Uruzgan Province, Afghanistan — From the top of Cemetery Hill, just outside town, the village of Chura looks like a thin green ribbon winding along the bottom of a narrow valley. To the east, the west and the north are dry, uninhabitable mountains. To the south, through a gap in the mountains, it is just possible to see the next narrow valley.
For the Dutch captain whose soldiers graciously invited me along on their patrol up that hill, this geography means a great deal. The green valley of Chura, he explains, is “secure”: That means that when his Charlie Tiger Company patrols the one-street bazaar, nobody shoots at the soldiers. It also means that the Dutch “provincial reconstruction team” — NATO’s name for troops who deliver aid, and the central focus of the Netherland’s mission here — can keep up their work on Chura’s small health clinic, bring better seeds to Chura’s farmers, build Chura’s schools. During the patrol, villagers come out to shake hands with the reconstruction team leader who is walking with us and to ask the medic for advice. Children put their thumbs up and shout “Alles Gut,” the rough Dutch equivalent of “okay.”
It is a positive, happy story: Not just a success for the Dutch but for NATO, which also works with French, Australian, American and Afghan troops in Uruzgan, and which sponsored my trip there. It is an important story, too: Uruzgan, in the Pashto-speaking south of Afghanistan, is the birthplace of Mohammad Omar, the Taliban’s founder.
Unfortunately, this story is not complete without explaining that the next valley, the one visible through the gap in the mountains, is “insecure.” There is no Dutch base there, and when Charlie Tiger Company goes on patrol in that direction, the soldiers don’t take journalists. “Insecure” means that there are snipers and roadside bombs, such as the one that recently blew up a Dutch vehicle near here; it means the tribal leaders there are rivals of the tribal leaders here; it also means that a German aid group has indefinitely postponed plans to build a road to Chura, and that Chura’s doctor doesn’t feel safe far from his clinic. Not all Taliban, he explains in a low voice, approve of medicine.

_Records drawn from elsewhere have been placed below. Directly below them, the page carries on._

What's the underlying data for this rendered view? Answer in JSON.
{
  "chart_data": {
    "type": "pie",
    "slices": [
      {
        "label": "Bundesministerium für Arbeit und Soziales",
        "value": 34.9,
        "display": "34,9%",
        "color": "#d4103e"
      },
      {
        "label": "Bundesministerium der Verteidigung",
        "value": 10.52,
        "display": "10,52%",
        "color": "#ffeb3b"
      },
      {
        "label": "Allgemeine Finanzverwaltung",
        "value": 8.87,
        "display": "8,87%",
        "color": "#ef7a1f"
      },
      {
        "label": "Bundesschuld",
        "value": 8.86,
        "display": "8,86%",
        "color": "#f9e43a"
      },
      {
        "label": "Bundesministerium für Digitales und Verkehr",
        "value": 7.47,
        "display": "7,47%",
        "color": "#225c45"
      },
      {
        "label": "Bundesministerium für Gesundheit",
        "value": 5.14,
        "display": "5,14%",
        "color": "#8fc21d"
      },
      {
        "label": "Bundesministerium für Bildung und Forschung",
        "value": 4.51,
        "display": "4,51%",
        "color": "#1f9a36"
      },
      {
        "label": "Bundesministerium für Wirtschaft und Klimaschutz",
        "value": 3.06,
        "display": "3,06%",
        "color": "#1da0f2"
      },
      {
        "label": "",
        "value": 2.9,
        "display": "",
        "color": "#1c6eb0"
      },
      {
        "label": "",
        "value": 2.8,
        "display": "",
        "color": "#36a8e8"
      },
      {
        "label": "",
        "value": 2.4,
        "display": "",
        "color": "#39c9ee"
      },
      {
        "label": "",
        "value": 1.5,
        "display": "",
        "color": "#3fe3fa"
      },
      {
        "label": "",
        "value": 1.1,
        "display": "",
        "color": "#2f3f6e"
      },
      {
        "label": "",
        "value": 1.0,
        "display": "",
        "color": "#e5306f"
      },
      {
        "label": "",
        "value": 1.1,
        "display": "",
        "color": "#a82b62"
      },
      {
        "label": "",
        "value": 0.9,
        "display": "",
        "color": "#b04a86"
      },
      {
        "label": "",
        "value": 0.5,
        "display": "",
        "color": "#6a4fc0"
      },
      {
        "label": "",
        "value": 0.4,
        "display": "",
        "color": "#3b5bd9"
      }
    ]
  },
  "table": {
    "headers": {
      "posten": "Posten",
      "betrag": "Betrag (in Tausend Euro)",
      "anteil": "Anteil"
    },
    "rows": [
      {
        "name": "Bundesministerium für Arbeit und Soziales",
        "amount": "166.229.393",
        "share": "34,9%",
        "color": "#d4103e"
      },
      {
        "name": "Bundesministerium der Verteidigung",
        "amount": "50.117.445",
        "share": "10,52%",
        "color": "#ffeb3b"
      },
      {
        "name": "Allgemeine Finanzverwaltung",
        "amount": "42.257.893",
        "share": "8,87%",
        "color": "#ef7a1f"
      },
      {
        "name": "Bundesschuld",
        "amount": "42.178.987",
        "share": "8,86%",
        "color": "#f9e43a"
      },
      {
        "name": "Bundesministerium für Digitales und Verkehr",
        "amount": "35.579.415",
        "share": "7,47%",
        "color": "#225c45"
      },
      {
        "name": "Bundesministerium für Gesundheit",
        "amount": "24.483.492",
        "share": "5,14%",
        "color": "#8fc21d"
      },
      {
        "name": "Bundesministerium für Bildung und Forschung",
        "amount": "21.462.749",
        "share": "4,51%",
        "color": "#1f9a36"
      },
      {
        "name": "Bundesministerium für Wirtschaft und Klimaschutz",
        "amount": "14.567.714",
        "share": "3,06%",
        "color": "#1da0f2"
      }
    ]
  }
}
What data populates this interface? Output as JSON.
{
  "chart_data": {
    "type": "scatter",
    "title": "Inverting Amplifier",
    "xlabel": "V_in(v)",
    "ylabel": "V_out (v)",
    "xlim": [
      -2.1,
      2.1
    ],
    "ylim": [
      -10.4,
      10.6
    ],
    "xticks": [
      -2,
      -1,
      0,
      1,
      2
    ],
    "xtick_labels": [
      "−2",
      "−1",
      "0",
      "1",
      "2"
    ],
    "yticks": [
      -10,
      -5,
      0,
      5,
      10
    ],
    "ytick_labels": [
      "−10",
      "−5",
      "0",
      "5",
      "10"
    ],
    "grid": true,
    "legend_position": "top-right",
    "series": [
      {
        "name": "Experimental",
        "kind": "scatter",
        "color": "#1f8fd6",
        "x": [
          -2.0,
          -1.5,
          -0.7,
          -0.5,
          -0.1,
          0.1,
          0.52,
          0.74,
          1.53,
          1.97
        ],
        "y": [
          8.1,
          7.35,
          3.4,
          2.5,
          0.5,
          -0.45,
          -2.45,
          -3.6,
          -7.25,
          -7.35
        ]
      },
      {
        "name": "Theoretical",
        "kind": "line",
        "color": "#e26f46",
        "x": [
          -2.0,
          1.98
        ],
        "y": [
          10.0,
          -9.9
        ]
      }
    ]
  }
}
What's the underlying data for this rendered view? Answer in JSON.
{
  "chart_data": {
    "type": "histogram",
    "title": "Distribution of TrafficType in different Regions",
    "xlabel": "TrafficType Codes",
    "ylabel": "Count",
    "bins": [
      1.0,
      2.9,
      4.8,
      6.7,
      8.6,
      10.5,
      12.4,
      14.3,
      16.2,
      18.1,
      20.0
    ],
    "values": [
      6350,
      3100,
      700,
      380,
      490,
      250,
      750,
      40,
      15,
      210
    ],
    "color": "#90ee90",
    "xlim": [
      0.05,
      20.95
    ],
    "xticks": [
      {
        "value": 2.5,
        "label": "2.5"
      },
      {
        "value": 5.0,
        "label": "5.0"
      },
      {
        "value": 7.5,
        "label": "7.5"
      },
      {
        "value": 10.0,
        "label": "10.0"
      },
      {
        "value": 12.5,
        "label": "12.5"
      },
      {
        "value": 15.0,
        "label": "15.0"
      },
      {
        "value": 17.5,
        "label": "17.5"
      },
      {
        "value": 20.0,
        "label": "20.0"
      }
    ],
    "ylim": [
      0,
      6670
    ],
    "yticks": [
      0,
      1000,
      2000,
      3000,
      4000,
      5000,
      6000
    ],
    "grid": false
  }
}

And this, in a microcosm, is the dilemma we face in Afghanistan, well understood on the ground but occasionally worth restating for outsiders: Where there is a real military presence, it is possible to bring peace and development to Afghanistan. But where there are no foreign troops, there is often anarchy. Though European governments like to draw a line between bringing “security’ and engaging in counter-terrorism in Afghanistan, on the ground those missions blur.
Though Americans like to talk about “winning” and “losing” the war in Afghanistan, on the ground it’s clear that those categories aren’t relevant. Of course we can “win”: The real question is whether we are willing to pay the high cost of victory.
The problem is complicated by the nature of the enemy in Afghanistan, best described by NATO’s commander in Afghanistan, U.S. Army Gen. David McKiernan, as an “insurgent nexus” that includes not only remnants of the original Taliban but new “Taliban” who work for the money they receive from across the Pakistani border, tribal leaders with their own agendas, criminal syndicates and opium dealers. These groups cannot dislodge a Dutch or American base, they cannot rule the country, and they cannot win mass popular support. But with a handful of weapons and some homemade bombs, they can make the coalition forces in Afghanistan pay a high price for their good intentions — and erode support for the Afghan mission in foreign capitals.
And this they will succeed in doing unless the extraordinary ambition of this enterprise is better understood. No government with troops in Afghanistan has explained to its voters that the troops’ achievements are so fragile, that safety established in one valley does not imply safety in the next, and that the task of “reconstruction” is so integrally linked to military work.
The nearly 5,000 new troops promised last week by President Bush represent the beginning of a recognition of the scale of the challenge, but only that.
Other resources are needed, too, as widespread use of the newly fashionable word “surge” indicates. A NATO official in Kabul spoke of the need for a “civilian surge,” meaning an increase in the already high levels of aid; a U.N. official wants a “political surge,” meaning greater attention to the negotiations that will ultimately bring insurgents in from the cold. They are right, but so is the U.S. military, which has quietly invested billions in training the Afghan army: Joint missions are now the norm. At a gleaming new air base outside Kabul, I watched an American colonel, a survivor of the Sept. 11, 2001, attack on the Pentagon, proudly show off the embryonic Afghan air force, created with American mentors, refurbished Soviet helicopters and older Afghan pilots with Russian training. “I am out fighting Taliban, even in my dreams,” one of them told me.
And someday he may be able to do that, even without our help. But in the meantime, that extraordinary, multimillion-dollar air base, just like the blond Dutchmen patrolling Mullah Omar’s province, serves as a reminder that we haven’t exactly “neglected” Afghanistan, as Barack Obama and others often say. It’s just that we haven’t yet faced up to what we have undertaken to do here. Afghanistan is bigger than Iraq, more rugged, more impoverished and vastly more complicated, with more languages, more ethnic groups, more tribes and more-lethal neighbors. It has only begun to test our stamina.